Vakfımızın merkezinde düzenlenen haftalık seminerlerde bu hafta “MEDİNE PAZARI” konulu seminerle Mustafa Özel hocamız bizlerle beraberdi.
Hocamız özetle şu konulara değindi:
“Müslümanlar Mekke döneminde kendilerine ait bir iktisat siyaseti uygulama gücüne sahip değildiler. Bu imkânı Hicretten sonra Medine’de elde ettiler. Hz. Peygamber, Medine’de bir yandan Müslümanların siyasî hukukunu tespite yönelik adımlar atarken, bir yandan da Medine Pazarı’nın temelini atıyordu. Ayrı bir pazar kurulmasının başlıca iki amacı vardı:
1- İslami ilkelerin uygulanacağı bir iktisadî düzen kurulması; Bu sayede Müslümanların iktisadî güç elde etmeleri ve inanmayanların sultasından kurtulmaları. Medine Pazarı’nda üç temel ilke vazedildi: 1- Pazar yerinde kimse belirli bir yeri sahiplenmeyecektir; 2- Vergi alınmayacaktır. 3- Fiyatları Allah belirleyecektir!

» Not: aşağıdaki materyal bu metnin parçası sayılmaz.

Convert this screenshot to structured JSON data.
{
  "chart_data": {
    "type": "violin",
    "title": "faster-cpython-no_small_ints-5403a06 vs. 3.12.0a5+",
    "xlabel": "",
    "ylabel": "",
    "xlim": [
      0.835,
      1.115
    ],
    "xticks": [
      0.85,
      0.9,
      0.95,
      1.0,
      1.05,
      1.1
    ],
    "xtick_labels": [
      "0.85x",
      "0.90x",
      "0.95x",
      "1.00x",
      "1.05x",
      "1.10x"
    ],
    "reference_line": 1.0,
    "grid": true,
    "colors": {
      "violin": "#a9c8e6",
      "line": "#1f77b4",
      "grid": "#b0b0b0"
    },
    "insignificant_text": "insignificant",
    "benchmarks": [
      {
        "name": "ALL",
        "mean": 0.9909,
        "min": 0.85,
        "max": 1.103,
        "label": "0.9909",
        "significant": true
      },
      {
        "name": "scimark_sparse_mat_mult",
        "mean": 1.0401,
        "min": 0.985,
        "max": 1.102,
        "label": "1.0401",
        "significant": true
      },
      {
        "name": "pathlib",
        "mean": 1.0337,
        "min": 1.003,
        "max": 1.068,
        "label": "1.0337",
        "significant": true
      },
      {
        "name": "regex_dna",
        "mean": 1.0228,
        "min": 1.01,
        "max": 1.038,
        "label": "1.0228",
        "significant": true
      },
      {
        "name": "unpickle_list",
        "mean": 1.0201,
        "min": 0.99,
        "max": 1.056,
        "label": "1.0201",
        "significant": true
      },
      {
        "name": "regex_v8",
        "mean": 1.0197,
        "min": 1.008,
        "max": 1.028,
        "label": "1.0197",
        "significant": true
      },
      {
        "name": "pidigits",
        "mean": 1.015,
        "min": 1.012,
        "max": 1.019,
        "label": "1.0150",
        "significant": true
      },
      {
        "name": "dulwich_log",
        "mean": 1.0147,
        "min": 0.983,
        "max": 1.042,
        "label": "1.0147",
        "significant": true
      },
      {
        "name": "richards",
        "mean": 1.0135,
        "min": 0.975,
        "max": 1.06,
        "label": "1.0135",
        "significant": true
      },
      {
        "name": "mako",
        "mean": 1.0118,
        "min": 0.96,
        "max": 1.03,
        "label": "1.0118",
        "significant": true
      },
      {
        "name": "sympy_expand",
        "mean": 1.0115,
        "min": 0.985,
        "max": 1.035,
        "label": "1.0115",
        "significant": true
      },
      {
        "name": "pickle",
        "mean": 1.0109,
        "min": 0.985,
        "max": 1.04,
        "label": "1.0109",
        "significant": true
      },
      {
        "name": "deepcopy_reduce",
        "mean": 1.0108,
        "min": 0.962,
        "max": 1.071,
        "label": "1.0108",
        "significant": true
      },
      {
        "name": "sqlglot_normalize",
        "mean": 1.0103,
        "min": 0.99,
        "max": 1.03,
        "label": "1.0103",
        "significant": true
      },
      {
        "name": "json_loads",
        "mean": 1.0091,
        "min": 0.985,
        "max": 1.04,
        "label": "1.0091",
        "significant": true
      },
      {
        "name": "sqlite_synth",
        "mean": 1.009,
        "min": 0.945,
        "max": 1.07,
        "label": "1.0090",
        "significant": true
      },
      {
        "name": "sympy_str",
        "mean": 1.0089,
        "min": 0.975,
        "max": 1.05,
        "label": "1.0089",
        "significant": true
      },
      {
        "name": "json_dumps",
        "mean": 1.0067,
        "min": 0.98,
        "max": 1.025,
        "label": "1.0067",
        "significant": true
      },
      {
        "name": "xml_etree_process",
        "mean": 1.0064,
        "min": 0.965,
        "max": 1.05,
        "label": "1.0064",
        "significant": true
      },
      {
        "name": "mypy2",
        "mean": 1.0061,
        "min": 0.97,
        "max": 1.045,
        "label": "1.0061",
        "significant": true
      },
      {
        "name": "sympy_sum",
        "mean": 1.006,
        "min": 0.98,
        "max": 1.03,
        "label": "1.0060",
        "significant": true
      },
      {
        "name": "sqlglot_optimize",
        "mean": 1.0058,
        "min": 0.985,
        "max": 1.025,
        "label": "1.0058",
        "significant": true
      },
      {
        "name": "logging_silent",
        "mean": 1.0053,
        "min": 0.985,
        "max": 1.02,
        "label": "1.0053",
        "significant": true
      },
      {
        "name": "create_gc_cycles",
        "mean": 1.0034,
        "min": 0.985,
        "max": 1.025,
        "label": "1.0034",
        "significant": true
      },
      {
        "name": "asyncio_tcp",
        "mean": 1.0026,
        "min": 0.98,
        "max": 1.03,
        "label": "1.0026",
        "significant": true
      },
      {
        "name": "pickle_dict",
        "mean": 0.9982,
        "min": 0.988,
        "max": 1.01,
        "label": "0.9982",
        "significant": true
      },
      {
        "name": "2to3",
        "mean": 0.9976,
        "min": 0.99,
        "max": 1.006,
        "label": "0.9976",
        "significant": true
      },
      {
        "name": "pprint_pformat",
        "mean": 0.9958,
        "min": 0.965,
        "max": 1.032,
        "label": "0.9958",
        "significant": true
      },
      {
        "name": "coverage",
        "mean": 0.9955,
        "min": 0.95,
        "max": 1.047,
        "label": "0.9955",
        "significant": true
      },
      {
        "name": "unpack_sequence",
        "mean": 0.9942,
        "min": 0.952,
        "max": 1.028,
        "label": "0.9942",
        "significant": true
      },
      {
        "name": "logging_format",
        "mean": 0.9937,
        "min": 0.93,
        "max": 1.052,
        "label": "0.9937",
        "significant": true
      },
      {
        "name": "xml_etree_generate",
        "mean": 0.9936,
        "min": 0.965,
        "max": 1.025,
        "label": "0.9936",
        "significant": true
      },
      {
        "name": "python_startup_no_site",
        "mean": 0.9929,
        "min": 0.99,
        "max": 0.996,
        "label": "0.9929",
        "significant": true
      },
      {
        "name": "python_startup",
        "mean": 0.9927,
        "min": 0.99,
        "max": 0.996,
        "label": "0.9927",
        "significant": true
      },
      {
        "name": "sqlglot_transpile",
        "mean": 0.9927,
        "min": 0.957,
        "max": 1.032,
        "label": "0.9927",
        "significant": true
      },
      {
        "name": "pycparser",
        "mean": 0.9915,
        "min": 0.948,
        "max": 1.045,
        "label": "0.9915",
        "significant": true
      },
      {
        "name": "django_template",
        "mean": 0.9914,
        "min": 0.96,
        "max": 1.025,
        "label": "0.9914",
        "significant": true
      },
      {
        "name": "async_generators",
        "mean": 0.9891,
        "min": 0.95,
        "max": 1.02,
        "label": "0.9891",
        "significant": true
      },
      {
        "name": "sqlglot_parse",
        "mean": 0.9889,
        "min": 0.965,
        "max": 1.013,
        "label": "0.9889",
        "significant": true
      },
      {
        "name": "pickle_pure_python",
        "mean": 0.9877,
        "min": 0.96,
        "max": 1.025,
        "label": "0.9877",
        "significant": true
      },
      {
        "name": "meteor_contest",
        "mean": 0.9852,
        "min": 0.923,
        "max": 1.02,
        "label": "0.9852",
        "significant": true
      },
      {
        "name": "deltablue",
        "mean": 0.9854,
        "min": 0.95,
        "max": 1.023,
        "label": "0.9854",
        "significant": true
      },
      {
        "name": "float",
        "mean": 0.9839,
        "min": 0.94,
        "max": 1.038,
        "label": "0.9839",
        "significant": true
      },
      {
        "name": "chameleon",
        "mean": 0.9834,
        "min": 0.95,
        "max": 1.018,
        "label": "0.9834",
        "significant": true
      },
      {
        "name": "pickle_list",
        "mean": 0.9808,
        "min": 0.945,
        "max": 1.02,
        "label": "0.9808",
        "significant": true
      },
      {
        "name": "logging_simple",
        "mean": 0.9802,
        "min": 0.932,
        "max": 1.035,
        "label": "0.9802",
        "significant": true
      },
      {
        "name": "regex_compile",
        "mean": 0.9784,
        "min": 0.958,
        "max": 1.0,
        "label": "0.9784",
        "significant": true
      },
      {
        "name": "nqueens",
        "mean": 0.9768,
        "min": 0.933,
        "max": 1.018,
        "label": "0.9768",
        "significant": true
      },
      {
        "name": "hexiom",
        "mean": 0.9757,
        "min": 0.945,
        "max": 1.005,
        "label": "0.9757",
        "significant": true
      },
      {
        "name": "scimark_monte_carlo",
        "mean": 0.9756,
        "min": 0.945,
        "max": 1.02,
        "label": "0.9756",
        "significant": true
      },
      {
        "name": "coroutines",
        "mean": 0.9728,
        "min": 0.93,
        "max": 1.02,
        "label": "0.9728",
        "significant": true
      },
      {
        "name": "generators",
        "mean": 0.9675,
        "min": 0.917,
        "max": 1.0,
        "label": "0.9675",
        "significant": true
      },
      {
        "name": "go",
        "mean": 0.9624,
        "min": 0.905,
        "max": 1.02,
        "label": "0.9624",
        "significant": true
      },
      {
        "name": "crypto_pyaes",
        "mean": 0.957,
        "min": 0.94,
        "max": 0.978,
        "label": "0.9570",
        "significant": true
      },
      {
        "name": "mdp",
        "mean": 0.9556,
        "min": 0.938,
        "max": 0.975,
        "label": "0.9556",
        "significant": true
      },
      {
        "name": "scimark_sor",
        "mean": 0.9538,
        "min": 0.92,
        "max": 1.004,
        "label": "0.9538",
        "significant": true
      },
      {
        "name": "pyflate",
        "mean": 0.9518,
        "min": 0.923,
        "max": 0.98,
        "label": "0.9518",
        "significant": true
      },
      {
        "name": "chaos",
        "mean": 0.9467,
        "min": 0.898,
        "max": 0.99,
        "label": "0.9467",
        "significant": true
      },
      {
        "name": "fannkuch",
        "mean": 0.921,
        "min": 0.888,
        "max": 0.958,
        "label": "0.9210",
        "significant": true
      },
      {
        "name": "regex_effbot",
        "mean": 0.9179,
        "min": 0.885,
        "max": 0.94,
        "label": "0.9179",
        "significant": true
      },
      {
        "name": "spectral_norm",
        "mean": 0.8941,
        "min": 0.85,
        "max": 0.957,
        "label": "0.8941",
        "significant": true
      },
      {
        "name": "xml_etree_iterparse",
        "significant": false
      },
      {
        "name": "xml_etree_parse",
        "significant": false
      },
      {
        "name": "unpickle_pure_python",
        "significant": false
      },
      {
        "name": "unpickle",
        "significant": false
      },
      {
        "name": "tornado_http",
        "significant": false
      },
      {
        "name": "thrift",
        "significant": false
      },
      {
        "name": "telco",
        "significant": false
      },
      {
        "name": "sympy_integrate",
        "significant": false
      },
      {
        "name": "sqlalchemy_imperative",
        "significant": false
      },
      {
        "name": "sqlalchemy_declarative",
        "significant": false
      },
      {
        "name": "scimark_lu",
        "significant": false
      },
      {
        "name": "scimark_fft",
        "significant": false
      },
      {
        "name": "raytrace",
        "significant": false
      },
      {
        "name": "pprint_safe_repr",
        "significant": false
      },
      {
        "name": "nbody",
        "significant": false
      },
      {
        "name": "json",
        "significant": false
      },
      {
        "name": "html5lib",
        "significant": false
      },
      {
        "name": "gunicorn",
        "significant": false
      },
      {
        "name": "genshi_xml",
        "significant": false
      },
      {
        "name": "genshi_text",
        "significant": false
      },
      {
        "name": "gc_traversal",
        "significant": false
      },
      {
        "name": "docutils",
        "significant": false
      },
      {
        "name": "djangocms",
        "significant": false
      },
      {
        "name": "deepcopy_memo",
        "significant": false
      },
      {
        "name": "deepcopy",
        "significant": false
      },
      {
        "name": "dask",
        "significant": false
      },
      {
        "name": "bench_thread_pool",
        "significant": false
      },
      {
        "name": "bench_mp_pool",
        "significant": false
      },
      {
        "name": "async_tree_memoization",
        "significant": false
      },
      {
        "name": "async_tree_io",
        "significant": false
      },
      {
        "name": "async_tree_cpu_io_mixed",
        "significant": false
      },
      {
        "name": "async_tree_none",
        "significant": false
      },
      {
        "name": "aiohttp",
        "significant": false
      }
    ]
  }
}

Bu ilkeleri bugün şu şekilde yorumlamanın mümkün olduğunu düşünüyorum:
1- Siyasî otorite iktisadî hayat içinde rant oluşumunu engelleyici biçimde davranacaktır;
2- Piyasa düzenlemeleri üretici ve satıcılar için cazip olacak biçimde düzenlenecek, servet kazanılmadan vergilendirilmeyecektir. Böylece hem iktisadî hayata dinamizm gelecek, hem de müşteri konumundaki halk daha elverişli şartlarda mal temin edebilecektir.
3- Müslüman bir toplumun iktisat düzenini, müdahaleden mümkün olduğunca uzak bir serbest rekabet düzeni olarak tanımlayabiliriz. Hz. Peygamber’in narh konulması teklifini “Fiyatları belirleyen Allah’tır” diyerek geri çevirmesini, hiçbir beşerî örgütün -savaş veya kıtlık gibi zorlayıcı bir durum söz konusu olmadıkça- fiyat tespit hakkına sahip olmadığı tarzında yorumlayabiliriz.”